Não tenho filosofia. Eu tenho poesia

E que lirismo!


Manoel de Barros é poeta de um lirismo maravilhoso e incomum. Minha identificação com sua poesia – além de tudo o mais que nela há – talvez se fortaleça por tal comunicação com os elementos na natureza que o poeta possui. A forma de dizer, de descrever, de contar... é de estrema beleza e irracionalidade. Uma leitura que não pode, de forma alguma, passar despercebida aos nossos olhos. Faz parte da poética de Manoel de Barros o ato de “recolher detritos”, trazer para a poesia “tudo que a nossa civilização rejeita, pisa e mija em cima”. O poeta coleciona cacos, ruínas, acumulando-as; entra em lugares desconhecidos, cria inusitadas associações entre as coisas e os seres.
Maravilhosa leitura! Aliás, atrevo-me a fazer minhas suas palavras ao falar do fazer poético: “Em poesia, a razão não está com nada, a insensatez funciona melhor”.
Eis aí alguns trechos que li e gostei muito (muitíssimo) e compartilho com vocês, leitores, mais esse prazer de leitura...




O que é o que é?
(como nas adivinhas populares)
[...]
Camaleão que finge que é ele.
Rio de versos turvos.

É lido em borboletas como o sol.
Se obtém para o voo dos detritos.
Cobre vasta extensão de si mesmo com nada.
Minhocal de pessoas, deserto de muitos eus.

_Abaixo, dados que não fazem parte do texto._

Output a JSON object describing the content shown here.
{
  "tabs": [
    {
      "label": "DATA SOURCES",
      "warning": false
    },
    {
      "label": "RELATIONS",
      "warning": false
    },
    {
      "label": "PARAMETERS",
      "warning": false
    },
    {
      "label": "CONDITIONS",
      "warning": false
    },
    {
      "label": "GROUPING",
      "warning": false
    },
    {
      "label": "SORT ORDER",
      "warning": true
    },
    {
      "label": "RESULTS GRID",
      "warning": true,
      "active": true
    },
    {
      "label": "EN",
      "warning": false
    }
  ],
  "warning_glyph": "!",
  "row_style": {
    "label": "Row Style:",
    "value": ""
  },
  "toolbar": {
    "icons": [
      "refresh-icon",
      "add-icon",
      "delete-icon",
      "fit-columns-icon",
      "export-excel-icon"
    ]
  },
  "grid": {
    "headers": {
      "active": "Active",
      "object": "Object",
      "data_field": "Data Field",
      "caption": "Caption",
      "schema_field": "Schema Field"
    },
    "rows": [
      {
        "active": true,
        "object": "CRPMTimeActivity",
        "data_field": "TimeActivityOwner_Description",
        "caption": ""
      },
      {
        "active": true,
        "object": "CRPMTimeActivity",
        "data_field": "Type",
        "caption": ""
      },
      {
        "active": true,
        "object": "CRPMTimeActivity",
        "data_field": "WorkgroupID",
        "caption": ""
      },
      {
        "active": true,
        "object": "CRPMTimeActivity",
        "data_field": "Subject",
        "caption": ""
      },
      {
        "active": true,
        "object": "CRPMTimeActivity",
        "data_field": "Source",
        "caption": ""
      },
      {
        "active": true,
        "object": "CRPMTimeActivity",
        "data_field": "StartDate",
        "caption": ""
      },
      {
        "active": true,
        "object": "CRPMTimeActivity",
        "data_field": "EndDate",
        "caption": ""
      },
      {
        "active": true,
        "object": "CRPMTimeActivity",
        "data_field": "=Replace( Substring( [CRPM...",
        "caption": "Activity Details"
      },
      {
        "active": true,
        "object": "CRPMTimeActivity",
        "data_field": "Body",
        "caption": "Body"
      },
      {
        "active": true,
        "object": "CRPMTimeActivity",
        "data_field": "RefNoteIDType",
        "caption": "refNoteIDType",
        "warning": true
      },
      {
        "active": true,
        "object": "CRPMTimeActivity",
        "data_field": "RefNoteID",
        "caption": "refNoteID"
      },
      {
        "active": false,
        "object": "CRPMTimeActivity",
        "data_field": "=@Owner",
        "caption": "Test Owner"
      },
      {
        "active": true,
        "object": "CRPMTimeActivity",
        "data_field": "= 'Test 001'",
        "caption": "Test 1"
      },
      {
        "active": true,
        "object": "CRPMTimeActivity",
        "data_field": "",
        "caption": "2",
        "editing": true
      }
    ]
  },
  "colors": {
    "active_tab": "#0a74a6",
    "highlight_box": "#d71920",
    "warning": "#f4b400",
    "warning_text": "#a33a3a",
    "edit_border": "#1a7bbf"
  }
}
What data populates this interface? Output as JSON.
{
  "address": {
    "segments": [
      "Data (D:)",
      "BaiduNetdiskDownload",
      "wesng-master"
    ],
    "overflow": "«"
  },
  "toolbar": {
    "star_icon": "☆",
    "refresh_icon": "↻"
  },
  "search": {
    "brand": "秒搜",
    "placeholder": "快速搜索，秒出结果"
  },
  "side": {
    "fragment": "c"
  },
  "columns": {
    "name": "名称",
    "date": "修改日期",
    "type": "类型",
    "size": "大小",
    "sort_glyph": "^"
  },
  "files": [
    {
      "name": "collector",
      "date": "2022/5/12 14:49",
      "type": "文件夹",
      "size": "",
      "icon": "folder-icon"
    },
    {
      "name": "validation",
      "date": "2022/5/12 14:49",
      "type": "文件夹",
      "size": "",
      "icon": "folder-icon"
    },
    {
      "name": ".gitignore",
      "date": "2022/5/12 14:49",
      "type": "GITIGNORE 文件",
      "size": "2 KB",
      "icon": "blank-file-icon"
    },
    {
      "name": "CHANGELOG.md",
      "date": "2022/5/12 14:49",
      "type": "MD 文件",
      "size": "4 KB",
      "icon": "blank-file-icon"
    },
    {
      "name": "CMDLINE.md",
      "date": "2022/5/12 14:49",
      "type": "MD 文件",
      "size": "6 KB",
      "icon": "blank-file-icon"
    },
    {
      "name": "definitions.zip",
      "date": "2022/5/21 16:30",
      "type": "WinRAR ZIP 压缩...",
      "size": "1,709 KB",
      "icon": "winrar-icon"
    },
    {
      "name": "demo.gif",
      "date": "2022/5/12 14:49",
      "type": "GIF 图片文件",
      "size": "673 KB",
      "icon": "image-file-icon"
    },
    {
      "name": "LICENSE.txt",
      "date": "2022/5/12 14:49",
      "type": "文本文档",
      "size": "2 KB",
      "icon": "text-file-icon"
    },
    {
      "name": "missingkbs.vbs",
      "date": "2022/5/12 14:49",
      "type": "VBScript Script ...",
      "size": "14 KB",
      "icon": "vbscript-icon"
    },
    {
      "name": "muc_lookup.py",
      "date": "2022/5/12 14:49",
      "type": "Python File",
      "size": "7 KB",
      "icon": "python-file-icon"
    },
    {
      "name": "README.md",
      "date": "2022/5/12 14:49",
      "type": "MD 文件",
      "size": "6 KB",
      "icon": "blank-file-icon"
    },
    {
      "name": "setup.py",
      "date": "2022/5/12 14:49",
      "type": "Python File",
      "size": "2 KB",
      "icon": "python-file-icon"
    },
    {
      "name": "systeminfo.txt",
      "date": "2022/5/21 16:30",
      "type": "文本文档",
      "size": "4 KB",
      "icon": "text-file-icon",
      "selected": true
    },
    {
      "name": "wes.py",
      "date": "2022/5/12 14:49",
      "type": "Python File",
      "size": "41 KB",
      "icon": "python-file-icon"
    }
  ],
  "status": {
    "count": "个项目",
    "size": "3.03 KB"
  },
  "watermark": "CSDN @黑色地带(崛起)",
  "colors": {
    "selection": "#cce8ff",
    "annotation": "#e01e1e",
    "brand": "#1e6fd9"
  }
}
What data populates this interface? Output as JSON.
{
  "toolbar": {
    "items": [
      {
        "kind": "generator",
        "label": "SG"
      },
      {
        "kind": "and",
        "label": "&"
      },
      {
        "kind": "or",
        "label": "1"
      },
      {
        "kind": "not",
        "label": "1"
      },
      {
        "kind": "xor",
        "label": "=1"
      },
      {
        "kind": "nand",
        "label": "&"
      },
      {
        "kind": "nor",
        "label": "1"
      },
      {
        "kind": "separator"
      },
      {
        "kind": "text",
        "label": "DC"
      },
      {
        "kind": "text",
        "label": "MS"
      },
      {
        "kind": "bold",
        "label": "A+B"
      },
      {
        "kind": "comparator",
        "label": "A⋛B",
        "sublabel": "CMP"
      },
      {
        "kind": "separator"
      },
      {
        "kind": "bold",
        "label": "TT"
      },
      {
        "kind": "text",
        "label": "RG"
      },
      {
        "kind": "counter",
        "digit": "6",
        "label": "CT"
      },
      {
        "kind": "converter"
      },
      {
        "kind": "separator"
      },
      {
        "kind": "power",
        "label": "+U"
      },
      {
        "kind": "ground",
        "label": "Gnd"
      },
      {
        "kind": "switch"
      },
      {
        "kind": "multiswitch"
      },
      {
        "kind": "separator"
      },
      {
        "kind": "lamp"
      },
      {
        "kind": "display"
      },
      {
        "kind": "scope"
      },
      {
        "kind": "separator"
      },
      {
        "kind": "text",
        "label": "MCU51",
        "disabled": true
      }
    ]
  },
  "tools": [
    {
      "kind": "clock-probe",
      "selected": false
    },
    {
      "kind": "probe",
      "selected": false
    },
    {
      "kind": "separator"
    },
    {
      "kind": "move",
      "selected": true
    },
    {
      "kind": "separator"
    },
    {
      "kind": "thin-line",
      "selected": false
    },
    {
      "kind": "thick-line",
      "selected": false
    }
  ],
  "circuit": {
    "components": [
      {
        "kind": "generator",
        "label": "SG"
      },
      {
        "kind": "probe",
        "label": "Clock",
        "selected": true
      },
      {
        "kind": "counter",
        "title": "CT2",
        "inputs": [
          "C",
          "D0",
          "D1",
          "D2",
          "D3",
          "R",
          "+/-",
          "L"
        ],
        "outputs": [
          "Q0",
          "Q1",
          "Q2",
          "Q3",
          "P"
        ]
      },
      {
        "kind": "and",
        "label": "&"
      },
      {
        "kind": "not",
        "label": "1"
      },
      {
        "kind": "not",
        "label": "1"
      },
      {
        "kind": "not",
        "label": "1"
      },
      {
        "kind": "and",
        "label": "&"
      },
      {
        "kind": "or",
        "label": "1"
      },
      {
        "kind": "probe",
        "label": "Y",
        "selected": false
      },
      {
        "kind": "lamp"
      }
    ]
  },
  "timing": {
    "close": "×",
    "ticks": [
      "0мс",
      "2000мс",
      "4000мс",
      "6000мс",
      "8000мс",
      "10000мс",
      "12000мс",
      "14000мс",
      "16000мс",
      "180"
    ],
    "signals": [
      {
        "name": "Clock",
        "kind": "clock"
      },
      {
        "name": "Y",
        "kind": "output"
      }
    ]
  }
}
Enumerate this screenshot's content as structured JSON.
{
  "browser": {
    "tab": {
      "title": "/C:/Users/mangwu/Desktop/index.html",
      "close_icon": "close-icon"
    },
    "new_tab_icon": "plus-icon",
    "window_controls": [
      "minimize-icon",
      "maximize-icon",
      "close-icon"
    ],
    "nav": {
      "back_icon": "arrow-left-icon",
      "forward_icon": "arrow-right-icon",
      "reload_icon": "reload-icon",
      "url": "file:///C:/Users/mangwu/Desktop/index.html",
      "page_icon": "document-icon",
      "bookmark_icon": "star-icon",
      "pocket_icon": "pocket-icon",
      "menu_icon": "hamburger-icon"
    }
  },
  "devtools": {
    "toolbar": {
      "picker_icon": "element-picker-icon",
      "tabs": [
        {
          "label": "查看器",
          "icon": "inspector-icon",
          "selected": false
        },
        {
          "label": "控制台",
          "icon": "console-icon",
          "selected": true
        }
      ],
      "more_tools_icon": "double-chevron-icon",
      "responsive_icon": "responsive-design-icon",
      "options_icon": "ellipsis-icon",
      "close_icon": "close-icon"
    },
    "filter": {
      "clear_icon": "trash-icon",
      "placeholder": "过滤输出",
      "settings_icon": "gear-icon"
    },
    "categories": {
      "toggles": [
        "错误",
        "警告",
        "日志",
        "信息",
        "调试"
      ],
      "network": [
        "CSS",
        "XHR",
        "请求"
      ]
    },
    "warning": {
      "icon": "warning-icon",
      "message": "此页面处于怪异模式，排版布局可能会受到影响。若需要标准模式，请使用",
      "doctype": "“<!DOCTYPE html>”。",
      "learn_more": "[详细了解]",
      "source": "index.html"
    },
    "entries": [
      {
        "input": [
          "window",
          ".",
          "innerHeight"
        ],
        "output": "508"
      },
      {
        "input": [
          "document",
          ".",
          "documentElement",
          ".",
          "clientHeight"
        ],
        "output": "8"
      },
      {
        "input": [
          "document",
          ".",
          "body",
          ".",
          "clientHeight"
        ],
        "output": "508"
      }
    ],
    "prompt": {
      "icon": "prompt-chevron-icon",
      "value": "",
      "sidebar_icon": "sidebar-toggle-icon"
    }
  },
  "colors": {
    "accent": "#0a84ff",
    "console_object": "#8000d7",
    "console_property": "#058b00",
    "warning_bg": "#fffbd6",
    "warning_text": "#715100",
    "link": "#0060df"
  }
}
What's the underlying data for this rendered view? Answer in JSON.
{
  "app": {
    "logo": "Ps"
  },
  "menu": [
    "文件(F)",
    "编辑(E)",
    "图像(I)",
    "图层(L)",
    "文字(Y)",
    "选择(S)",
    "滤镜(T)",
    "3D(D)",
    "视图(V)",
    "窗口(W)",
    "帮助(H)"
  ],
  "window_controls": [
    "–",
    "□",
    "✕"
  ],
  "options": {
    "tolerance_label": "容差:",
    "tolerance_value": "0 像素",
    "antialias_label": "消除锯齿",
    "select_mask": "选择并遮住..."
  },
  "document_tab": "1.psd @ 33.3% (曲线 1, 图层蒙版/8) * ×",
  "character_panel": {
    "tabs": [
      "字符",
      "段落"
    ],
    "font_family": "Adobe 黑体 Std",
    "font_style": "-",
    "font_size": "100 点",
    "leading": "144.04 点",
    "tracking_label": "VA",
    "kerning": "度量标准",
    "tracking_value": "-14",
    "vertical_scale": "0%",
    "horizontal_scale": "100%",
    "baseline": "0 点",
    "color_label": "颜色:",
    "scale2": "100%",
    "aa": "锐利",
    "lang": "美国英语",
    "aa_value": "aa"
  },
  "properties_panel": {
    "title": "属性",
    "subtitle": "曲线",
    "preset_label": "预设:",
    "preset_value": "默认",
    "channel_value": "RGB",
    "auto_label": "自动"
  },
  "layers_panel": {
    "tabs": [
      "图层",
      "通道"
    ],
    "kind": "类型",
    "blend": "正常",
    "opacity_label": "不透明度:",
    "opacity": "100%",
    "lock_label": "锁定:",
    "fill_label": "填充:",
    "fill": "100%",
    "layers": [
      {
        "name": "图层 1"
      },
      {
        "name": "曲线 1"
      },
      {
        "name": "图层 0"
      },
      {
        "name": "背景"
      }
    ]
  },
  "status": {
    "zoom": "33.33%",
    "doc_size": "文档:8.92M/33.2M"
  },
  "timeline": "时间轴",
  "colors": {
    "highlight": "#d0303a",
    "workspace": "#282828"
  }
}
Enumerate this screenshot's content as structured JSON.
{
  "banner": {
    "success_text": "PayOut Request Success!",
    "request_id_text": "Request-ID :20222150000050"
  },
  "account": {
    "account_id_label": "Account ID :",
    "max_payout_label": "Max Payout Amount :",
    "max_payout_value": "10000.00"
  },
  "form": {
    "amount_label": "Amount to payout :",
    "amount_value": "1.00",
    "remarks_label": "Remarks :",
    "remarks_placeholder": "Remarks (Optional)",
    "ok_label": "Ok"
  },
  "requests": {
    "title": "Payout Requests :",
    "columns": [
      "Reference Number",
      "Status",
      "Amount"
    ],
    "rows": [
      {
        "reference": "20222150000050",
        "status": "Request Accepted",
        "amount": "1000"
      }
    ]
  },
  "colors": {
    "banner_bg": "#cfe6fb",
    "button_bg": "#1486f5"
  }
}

A rã me pedra. (A rã me corrompeu para pedra. Retirou meus limites de ser humano e me ampliou para coisa. A rã se tornou o sujeito pessoal da frase e me largou no chão a criar musgos para tapetes de insetos e de frades.)

Tudo o que não invento é falso.
O corpo do rio prateia
Quando a lua
Se abre

“...que a importância de uma coisa não se mede com fita métrica nem com balanças nem barômetros etc.
Que a importância de uma coisa há que ser medida pelo encantamento que a coisa produza em nós. [...] Que um osso é mais importante para o cachorro do que uma pedra de diamante. E um dente de macaco da era terciária é mais importante para os arqueólogos do que a Torre Eifel. (Veja que só um dente de macaco!)...”

 
Todas as coisas cujos valores podem ser
disputados no cuspe à distância
servem para a poesia.
[...]

As coisas que não pretendem, como
Por exemplo: pedras que cheiram
Água, homens
Que atravessam seu estado de árvore,
Se prestam para a poesia.
[...]

Tudo aquilo que nos leva a coisa nenhuma
[...]

O que é bom para o lixo é bom para a poesia

As coisas jogadas fora
têm grande importância –
como um homem jogado fora.

O que ela via não era uma garça na beira do rio. O que ela via era um rio na beira de uma garça. Ela despraticava as normas.

A lesma influi muito no meu desejo de gosmar sobre as
      palavras
Neste coito com as letras!
Na áspera secura de uma pedra a lesma esfrega-se
Na avidez do deserto que é a vida de uma pedra a lesma
      escorre...
Ela fode a pedra
Ela precisa desse deserto para viver.